Denver-based start-up Solid Power announced it had shipped its first solid-state battery cell ‘A-samples’ to German carmaker BMW for formal automotive validation. BMW is to produce solid-state battery cells in its own pilot plant in Germany based on the design of technology partner Solid Power. A first prototype car with these batteries is expected by 2025.
An expanded Joint Development Agreement, dating back to December 2023, grants the BMW Group a research and development license to Solid Power’s solid-state cell design and manufacturing know-how. Solid Power’s business model is selling its electrolytes to cell manufacturers and licensing its cell designs and manufacturing processes rather than starting mass-producing itself.
Pilot production at CMCC Parsdorf
Solid Power set up the first pilot production line in the Summer of 2022 to make 300 cells per week or approximately 15 000 cells per year, with the majority of those for automotive qualification testing. Meanwhile, BMW also built a pilot line for solid-state battery cells at its Cell Manufacturing Competence Center (CMCC) in Parsdorf, Germany.

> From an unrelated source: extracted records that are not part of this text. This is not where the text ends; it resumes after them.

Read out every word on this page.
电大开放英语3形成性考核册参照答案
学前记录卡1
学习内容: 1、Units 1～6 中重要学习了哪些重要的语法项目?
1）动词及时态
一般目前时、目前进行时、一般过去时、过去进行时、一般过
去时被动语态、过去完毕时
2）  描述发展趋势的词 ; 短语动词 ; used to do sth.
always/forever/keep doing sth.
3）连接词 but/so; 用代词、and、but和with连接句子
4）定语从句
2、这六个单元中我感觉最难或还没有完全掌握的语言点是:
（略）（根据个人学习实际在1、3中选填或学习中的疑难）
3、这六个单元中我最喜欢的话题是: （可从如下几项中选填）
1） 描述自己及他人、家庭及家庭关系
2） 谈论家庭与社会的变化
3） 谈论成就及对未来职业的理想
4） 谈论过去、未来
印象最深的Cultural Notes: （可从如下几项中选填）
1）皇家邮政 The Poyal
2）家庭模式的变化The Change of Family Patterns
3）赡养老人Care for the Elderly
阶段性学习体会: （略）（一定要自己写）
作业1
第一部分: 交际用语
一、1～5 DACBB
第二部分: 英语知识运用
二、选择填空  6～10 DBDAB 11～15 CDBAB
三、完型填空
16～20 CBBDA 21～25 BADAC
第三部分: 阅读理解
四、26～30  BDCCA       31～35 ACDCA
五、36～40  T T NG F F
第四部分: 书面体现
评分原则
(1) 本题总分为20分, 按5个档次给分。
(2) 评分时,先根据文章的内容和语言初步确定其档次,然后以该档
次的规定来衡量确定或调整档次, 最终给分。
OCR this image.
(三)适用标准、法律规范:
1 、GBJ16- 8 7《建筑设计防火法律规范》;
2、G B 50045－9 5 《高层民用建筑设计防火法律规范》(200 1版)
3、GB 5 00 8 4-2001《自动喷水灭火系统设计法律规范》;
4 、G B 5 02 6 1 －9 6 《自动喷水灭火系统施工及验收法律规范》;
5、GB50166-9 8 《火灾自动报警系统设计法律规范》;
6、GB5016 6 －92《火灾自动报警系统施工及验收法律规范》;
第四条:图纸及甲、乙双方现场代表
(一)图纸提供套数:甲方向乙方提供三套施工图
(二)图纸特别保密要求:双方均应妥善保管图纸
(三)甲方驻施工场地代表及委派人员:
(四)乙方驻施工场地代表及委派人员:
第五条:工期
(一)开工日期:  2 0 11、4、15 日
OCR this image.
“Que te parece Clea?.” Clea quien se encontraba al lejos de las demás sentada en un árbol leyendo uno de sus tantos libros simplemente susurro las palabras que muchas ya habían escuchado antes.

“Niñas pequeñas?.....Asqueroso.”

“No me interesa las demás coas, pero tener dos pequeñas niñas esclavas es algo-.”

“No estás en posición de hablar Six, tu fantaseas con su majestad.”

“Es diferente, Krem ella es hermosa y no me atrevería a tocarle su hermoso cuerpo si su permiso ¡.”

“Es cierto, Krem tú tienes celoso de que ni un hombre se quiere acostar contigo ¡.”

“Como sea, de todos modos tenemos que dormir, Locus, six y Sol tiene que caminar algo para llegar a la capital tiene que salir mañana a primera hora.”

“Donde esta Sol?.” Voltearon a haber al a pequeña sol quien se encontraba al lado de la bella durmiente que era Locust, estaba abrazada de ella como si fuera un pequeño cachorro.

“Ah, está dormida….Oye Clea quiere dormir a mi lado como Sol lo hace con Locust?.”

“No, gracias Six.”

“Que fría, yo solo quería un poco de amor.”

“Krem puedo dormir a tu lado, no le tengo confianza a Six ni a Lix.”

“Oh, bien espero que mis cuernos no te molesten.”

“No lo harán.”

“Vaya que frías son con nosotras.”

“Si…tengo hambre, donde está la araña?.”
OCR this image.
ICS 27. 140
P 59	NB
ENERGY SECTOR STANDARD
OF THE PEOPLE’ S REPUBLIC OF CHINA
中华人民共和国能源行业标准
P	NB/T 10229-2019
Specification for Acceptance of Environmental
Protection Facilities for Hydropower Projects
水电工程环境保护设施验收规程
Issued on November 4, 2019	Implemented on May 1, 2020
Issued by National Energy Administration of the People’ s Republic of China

Solid Power’s core technology is its solid instead of liquid electrolyte material and the use of over 50% active silicon in the anode, which it believes can enable extended driving range, longer battery life, improved safety, and lower cost than traditional lithium-ion.
Proof point for technology
President and CEO John Van Scoter says that delivering the first A -Sample EV cells for BMW is a significant milestone for the company. “We are very excited to make these deliveries, begin the formal automotive qualification process, and continue on our path toward commercialization. These A-1 EV cells will also support BMW’s demo car program, which we expect will be a major proof point for our technology.”
BMW plans to use the new solid-state battery in the ‘Neue Klasse’, which will be launched in 2025. These should be safer and more efficient. They have a higher energy density than conventional batteries based on lithium-ion technology of up to 1.200 watt-hours per liter, compared to around 700 watt-hours per liter today.
That should enable EVs to travel farther without recharging and allow shorter charging times, like 100 kilometers in just ten minutes. In addition, the new BMW battery is also said to promise a longer service life than conventional lithium-ion batteries, which will help to slow down the depreciation of electric vehicles.